Cassandra put the letter down in front of him and laid a sovereign on top of it.
“Will you tell Mrs. Langtry that I have something very valuable to give her,” she said, “and I cannot entrust it to anyone else, not even you.”
‘Old Growler’ stared at the sovereign. There was a greedy look in his eyes.
He was used to tips from the top-hatted gentlemen who called after the performance, but it was not often the feminine sex was so generous.
“I’ll see what I can do,” he said at length grudgingly and pocketed the sovereign with a swiftness that came from long practice.
He picked up the note and Cassandra heard his footsteps echoing on the flagged floor as he went along a narrow passage and disappeared up a winding iron staircase.
She waited thinking that this was the first time she had ever been backstage and realised how unattractive it was. The walls had been written on in pencil and it must have been years since they had been painted.
There was the smell of dirt, dust and grease-paint and it was also extremely cold. Cassandra pulled her velvet wrap closer around her shoulders.
She wished that she could have worn one of her furs, but she felt it would have seemed too e
xtravagant for someone who was not a name in the theatre world.
She waited impatiently.
Supposing after all Mrs. Langtry would not see her?
She felt quite certain that what she had said about having something valuable to give her would have been repeated by the doorkeeper and would have made the lady curious.
After all, Sir James would undoubtedly have been very generous in the past. He always was.
She heard the footsteps of the doorkeeper returning long before she saw him and finally he appeared to say gruffly,
“Come this way.”
Cassandra, with a little throb of her heart, followed him down the passage.
The place seemed to become even dirtier as she progressed, but when they entered Mrs. Langtry’s brilliantly lit dressing room, it was to find it exactly as she had expected it would be.
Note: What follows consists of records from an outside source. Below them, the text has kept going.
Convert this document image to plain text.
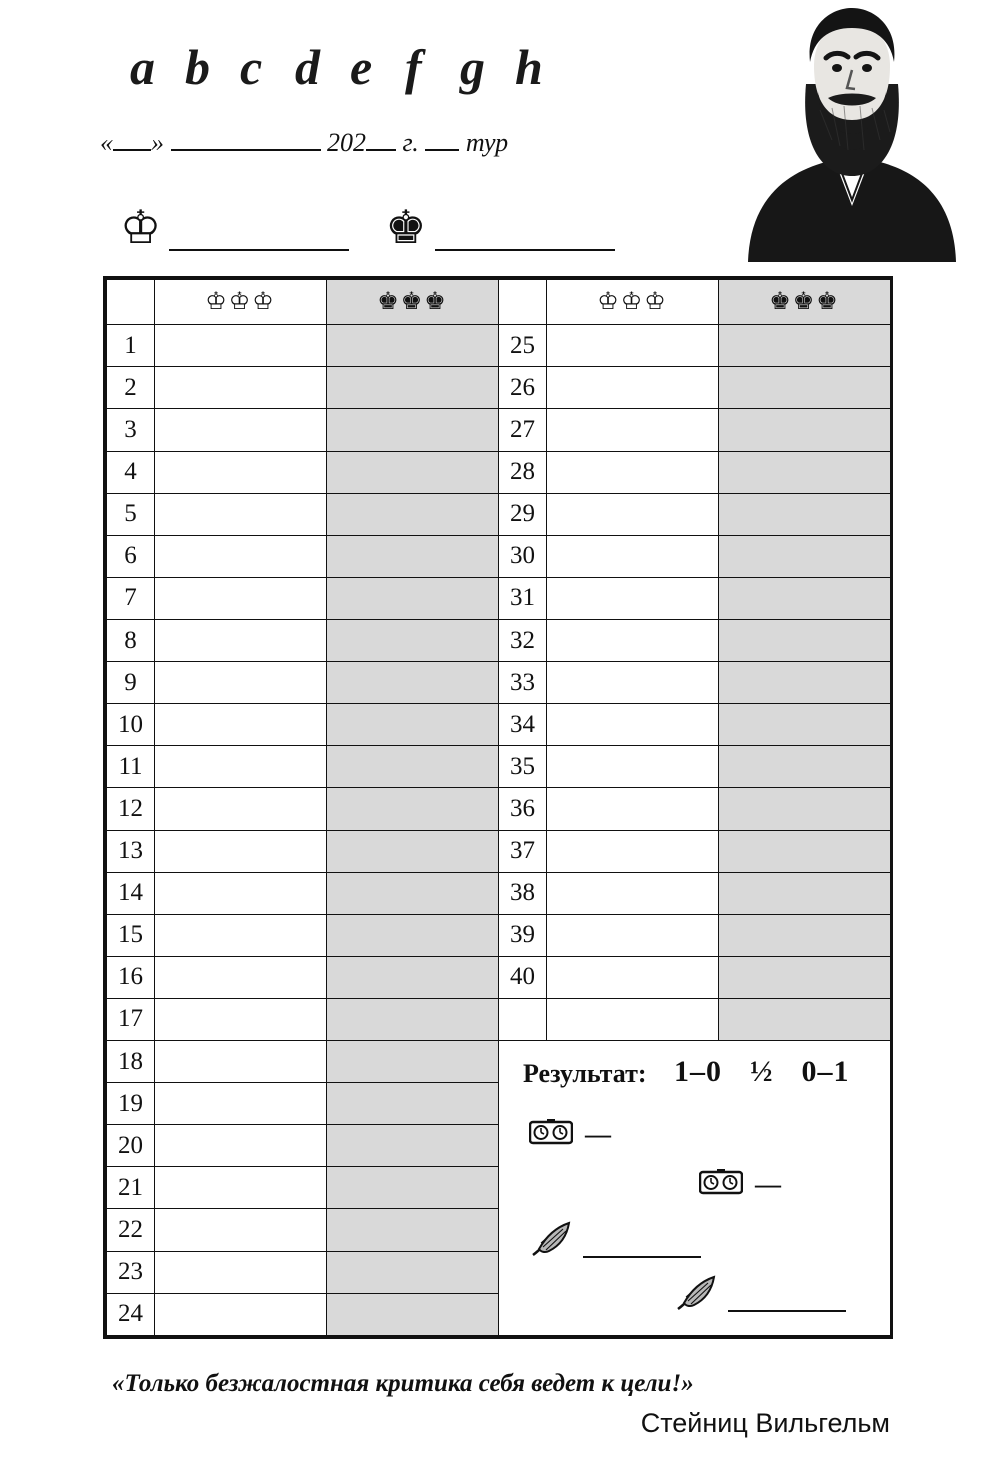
a b c d e f g h
« »	202 г. тур
♔	♚

	♔♔♔	♚♚♚		♔♔♔	♚♚♚

1			25		
2			26		
3			27		
4			28		
5			29		
6			30		
7			31		
8			32		
9			33		
10			34		
11			35		
12			36		
13			37		
14			38		
15			39		
16			40		
17					
18			Результат: 1–0 ½ 0–1
—
—		

19					
20					
21					
22					
23					
24					
«Только безжалостная критика себя ведет к цели!»
Стейниц Вильгельм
She had read in one of the newspapers,
“Mrs. Langtry insists on having each dressing room, in whatever theatre she is appearing, arranged as to furniture, etc. as nearly alike as possible. This is one of the first things her stage-manager attends to on reaching a City. Most of the paraphernalia is carried with her when Mrs. Langtry is on tour.”
The dressing room, Cassandra saw, was not large and the most important piece of furniture was the dressing table, which was of white wood heavily enamelled in white.
It was elaborately ornamented with cupids and butterflies and festooned with old rose satin lined with muslin.
The mirror was electro-lighted and there was a tray on the table containing Mrs. Langtry’s toilet set. The brush, comb, scent bottle and powder-box were of gold, each engraved with her initials, the monograms being surrounded by a ring of turquoises.
Cassandra only had a quick look at the dressing table before she saw that there were baskets of flowers all round the walls and a cosy sofa decked with cushions of every sort of design.
Then from behind a high painted screen that was pulled across a corner of the room Mrs. Langtry appeared, wearing a blue silk negligée.
Cassandra had expected her to be beautiful, but her photographs and pictures certainly did not do her justice.